The xx were fairly humble during their amazing early evening gig on the Green Stage. Only the three of them, performing intensely emotional music with beats that penetrated to the core, and the overcapacity crowd felt every intention. Though Romy Croft and Oliver Sim fronted the band with their vocals and warm stage patter, it was Jamie xx Smith who commanded the show, perched atop his riser in the back with his battery of keyboards setting the beats and, for that matter, the general tenor of the show.
The xx’s peculiar brand of white bread R&B is founded on a distinctly downtempo model, and yet the hour-long show cooked and simmered thanks to Jamie’s instinctive gift for finding the kernel of a surefire melody in his search for the perfect riff.It was one of those nights of perfect synergy. Smash has occasionally, but not always, been able to program their Fuji Rock stages so that the acts complement one another.
The xx’s show flowed perfectly into that of the Gorillaz, a band that most people think exists only on digital media. The cartoon characters that front the group, however, remained in the background, on the back screen.

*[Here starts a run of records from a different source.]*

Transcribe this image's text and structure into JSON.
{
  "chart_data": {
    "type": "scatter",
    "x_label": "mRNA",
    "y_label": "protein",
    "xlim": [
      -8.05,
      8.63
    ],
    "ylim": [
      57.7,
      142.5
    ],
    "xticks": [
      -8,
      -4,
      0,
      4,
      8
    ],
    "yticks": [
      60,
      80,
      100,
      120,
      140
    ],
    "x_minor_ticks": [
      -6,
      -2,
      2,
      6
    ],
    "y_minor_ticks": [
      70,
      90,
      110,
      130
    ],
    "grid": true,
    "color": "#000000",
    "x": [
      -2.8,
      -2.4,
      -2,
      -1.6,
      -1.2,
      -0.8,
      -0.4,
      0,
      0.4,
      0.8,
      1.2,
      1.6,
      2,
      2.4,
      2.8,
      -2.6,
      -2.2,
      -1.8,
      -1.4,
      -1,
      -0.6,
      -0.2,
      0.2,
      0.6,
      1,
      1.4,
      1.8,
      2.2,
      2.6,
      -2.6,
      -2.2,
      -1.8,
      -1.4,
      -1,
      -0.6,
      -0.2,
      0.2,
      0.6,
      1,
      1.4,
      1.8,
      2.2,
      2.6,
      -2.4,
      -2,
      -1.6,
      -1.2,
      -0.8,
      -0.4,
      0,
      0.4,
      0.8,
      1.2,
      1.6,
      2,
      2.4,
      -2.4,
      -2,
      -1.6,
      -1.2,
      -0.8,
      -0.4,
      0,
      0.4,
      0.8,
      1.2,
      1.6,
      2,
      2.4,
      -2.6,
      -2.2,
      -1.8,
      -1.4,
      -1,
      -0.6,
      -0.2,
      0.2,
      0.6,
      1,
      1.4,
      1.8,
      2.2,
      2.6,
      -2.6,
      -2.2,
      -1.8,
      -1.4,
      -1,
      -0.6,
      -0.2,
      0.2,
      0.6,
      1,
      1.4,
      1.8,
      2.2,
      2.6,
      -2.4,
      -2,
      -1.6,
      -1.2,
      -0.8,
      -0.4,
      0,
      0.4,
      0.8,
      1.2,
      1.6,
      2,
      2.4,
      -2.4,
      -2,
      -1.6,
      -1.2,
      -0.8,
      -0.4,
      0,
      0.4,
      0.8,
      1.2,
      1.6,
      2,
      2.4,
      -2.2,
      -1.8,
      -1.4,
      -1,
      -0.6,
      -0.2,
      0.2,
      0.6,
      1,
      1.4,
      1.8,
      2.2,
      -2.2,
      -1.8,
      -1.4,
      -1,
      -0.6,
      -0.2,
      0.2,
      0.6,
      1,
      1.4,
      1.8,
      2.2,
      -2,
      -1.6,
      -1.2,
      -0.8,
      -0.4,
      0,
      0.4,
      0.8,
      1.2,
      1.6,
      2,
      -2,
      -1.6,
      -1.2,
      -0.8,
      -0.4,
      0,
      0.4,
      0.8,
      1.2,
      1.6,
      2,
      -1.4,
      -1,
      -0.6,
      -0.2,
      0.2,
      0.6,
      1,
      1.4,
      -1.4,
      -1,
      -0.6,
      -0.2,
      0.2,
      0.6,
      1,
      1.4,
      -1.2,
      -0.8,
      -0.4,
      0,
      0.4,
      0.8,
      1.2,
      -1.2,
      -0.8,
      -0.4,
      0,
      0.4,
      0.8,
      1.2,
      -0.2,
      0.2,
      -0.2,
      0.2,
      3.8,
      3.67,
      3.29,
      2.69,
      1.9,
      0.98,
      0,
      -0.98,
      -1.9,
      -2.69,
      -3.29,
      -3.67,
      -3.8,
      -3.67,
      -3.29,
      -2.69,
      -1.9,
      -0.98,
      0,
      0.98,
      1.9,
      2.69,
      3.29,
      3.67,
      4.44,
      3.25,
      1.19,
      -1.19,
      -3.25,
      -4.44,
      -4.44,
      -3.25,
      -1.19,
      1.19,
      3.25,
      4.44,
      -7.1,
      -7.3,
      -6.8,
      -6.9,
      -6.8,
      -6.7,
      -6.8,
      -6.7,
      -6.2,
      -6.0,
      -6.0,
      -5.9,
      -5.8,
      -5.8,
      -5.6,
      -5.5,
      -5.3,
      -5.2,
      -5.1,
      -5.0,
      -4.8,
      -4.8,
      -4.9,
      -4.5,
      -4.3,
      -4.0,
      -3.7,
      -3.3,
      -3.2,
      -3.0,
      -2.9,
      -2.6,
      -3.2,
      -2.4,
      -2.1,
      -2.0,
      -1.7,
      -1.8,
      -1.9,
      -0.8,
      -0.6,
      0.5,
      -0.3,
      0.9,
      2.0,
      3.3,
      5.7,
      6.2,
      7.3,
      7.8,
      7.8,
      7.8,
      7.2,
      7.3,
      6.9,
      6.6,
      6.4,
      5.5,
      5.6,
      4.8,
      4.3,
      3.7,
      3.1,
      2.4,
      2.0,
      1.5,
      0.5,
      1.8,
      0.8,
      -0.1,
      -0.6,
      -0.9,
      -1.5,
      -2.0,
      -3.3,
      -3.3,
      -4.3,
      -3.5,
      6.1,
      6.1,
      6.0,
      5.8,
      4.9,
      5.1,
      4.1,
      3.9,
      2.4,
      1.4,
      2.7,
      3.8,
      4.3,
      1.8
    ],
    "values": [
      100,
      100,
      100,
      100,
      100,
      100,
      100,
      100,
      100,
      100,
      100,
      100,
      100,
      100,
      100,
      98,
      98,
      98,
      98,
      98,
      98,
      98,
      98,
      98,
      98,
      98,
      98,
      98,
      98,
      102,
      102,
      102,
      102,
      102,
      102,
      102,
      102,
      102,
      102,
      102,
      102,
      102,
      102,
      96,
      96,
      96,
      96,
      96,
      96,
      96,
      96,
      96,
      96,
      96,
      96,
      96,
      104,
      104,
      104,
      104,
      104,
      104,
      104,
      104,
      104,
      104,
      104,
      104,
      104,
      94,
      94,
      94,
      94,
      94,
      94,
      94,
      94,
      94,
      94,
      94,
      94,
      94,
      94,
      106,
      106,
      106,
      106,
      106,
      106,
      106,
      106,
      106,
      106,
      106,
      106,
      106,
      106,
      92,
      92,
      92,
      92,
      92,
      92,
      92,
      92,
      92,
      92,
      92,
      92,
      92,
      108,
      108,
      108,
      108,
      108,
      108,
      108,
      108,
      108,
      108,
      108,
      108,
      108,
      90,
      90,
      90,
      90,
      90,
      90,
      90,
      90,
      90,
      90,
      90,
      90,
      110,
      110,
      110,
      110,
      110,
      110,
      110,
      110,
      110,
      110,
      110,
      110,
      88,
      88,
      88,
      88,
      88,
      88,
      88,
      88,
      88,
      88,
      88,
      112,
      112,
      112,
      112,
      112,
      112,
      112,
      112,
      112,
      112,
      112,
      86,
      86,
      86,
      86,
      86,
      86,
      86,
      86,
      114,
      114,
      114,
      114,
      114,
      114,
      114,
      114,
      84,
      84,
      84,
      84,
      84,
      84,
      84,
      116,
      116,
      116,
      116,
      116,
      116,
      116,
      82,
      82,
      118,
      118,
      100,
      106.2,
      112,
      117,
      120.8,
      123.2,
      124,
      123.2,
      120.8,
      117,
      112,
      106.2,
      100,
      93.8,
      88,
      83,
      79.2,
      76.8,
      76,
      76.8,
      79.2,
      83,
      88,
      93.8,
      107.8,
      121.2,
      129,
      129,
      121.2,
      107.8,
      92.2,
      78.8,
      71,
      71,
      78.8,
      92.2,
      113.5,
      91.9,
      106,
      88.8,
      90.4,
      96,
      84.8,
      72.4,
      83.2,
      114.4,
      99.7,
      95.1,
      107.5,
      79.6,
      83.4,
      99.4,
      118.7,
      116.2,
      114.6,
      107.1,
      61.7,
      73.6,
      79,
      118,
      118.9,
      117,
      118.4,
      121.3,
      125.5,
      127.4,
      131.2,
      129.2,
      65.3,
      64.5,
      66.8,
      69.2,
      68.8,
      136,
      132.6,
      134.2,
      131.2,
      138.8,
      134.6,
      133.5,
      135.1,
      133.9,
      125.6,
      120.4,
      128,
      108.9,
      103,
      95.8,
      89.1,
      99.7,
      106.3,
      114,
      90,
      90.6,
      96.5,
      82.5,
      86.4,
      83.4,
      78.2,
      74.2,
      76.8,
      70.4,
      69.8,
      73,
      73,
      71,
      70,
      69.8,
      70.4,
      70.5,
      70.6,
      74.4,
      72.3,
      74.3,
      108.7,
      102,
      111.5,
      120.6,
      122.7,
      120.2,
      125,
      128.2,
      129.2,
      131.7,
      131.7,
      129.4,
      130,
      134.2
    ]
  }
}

Though Damon Albarn and his backup band donned black surgical masks for the first song, it was mostly a feint. They discarded them and launched into a full blown band concert that never flagged. At one point, Albarn acknowledged that the band’s anime m.o. may have held it back as a live act. This was their second time in Japan, but the first time “at an industrial setting” in 2001 (Summer Sonic, to be exact), where the band played behind a scrim, was apparently less than ideal.
Albarn made up for it with a funk marathon that stretched his understanding of black music, and while he had to rely on various black rappers and singers to fulfill his ideas, it was for the most part Albarn’s show all the way, and he held his own. It may have been the most viscerally satisfying show we’ve seen on the Green Stage since Rage Against the Machine back in 99, and that’s saying a lot. The thing is, Gorillaz knows what it takes to rock a crowd of over 10,000 people. It’s a rare talent.